Intolerance to food might just cause diarrhea, cramping, bloating or other uncomfortable reactions. Some individuals may have hypersensitivity reactions, including hives or itching, to food additives such as FD&C Yellow No. 5 or a medicinal herb such as St. John's wort. Any Lab Test Now can test for 250 food ingredients, 50 herbs, 30 colorings and preservatives, and other additives that can cause those issues.
"Allergies people understand. Intolerance, they don't," Virdi says. "Restaurants will ask if you have a food allergy, but nobody asks if you are intolerant to any foods."
That issue is personal for phlebotomist Leticia Silvia, who serves as a medical tech and medical assistant at Any Lab Test Now. Her 12-year-old daughter, Luna Matute, has an intolerance to certain foods.
"Whenever she eats foods with milk or egg whites, she doesn't feel good," Silvia says.
The Food and Drug Administration has identified more than 160 foods that cause issues in sensitive individuals. Research suggests that testing identifies food items that cause a release of inflammatory markers and activation of innate immune cells. People can use their test results to craft diets that avoid foods that cause those issues.
But the list is expansive.
"You'd be surprised," says Virdi, who lives in Buffalo Grove. "Some people are intolerant to chicken or avocados."

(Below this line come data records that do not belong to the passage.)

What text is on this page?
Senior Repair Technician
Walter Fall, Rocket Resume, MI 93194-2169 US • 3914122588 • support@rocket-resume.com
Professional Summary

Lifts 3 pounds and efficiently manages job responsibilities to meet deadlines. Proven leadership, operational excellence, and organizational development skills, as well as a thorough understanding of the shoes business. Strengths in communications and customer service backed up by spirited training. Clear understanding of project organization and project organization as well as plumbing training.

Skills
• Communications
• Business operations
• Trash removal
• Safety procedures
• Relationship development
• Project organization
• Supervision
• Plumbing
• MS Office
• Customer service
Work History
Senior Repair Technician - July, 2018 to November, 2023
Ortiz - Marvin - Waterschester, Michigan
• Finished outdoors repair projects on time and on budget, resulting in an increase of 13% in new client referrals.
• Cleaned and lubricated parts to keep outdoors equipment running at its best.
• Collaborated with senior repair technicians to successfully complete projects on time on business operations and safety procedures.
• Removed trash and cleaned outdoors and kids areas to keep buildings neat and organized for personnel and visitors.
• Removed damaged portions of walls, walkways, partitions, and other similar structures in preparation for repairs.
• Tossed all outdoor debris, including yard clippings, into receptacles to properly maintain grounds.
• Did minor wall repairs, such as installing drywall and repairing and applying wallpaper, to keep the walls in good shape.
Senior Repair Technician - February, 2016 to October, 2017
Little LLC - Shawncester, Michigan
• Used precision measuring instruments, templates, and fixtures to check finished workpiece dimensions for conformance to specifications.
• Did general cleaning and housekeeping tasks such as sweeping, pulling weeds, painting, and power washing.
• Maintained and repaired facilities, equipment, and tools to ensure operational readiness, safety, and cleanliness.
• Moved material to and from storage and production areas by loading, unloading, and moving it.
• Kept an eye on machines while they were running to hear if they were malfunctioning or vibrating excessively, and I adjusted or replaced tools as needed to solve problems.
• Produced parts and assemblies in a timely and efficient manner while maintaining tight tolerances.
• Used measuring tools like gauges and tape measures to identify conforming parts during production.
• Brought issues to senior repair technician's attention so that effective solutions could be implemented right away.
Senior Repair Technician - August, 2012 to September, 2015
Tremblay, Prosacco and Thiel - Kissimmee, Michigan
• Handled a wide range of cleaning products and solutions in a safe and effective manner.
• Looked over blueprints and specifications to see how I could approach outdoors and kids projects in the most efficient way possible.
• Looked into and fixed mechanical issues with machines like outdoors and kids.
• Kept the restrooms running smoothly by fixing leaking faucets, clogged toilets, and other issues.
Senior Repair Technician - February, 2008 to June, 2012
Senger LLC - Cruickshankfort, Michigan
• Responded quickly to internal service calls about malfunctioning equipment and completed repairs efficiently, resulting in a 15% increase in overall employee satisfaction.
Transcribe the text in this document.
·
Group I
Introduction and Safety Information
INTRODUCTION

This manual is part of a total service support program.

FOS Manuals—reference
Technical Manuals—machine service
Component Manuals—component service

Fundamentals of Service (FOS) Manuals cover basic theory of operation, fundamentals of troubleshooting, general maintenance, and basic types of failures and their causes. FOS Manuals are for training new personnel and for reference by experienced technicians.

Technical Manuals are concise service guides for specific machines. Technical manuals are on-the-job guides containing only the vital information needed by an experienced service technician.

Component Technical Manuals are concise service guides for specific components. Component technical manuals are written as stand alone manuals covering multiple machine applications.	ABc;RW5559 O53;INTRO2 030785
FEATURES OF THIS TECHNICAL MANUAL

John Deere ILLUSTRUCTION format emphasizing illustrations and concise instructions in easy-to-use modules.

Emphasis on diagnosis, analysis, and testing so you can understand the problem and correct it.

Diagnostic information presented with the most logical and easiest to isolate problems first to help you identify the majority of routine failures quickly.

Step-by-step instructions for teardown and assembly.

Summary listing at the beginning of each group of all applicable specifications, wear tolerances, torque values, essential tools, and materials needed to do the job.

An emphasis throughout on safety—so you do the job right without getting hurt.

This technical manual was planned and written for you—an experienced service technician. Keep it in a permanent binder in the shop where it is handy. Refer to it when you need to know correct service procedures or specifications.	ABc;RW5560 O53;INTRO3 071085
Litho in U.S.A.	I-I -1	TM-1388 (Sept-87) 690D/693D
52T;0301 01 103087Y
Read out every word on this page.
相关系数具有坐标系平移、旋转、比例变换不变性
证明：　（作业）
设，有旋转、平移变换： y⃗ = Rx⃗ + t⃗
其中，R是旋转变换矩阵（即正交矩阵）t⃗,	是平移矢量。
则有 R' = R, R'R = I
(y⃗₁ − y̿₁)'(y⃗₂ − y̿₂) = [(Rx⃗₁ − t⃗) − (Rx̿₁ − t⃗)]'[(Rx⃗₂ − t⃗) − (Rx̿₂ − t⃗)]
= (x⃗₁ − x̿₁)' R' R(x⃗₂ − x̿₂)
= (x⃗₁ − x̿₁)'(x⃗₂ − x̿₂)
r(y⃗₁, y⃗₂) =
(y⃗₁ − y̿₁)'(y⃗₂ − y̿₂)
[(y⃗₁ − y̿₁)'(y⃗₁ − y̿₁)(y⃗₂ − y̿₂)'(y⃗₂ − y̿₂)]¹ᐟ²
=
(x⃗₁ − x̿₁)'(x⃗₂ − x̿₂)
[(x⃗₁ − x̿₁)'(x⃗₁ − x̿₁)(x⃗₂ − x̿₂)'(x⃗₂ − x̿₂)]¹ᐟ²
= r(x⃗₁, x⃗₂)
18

Allowing people to get their own blood tests on demand without any input from doctors bothers some critics, and it raises concerns that patients will use resources on unnecessary testing. Some fear that patients won't fully understand the test results without a doctor's interpretation.
The Chicago-based American Society for Clinical Pathology issued a policy statement advising people who use "direct access testing" to share the results with their physicians.
But Virdi says his franchise gives people the freedom to take control of their health care, adds another level of privacy, and can be more convenient and cheaper than going through the red tape of copays, insurance and hospital visits. Getting a routine test, such as the one for cholesterol levels, can be done whenever a patient wants to drop in.
The Vernon Hills lab and another franchise in Villa Park also do paternity tests, tests for sexually transmitted diseases, drug and alcohol tests, and a litany of general health tests. They do testing for COVID-19 and the COVID antibodies, which made them busy this summer when Lollapalooza required every guest to bring a card proving vaccination or produce proof of a negative COVID-19 test. Those tests also are in demand now.
"It's the holidays, and everybody is traveling," says Kaysen Pyle, the office manager in the Vernon Hills lab, which gives people the documentation often needed to travel. "We get so many calls."
Food sensitivity can be difficult to spot without a test, says Virdi, who grew up in India and came to the United States to get his MBA at the Illinois Institute of Technology.
"Most of the time, people aren't able to pinpoint why they are getting sick or they are bloating," Virdi says. "When you're intolerant, you could eat food in small quantities and nothing will happen."
Other times, an item that causes sensitivity might not be obvious. A homemade cookie could have cream cheese, a potato dish might contain dill, or a condiment might be made with anchovies. About 10% of people have hypersensitive reactions to alcoholic beverages, particularly red wine, according to the National Institutes of Health.
Over-the-counter supplements such as acai berry, elderberry, wheatgrass or glucosamine also can trigger reactions. "All these herbs have medicinal values," Virdi says.
Blood tests for food insensitivity start at $269, depending on the number of foods that will be tested.
People who test positive for certain sensitivities are given a laminated Food Intolerance Card listing every food item that causes problems. It reads, "Love your grub, but I can't eat," with spaces to list troublesome foods.
If you've never been a fan of your Aunt Edna's ambrosia salad, perhaps a test can find something among all those fruits, cream and marshmallows to give you a written pass.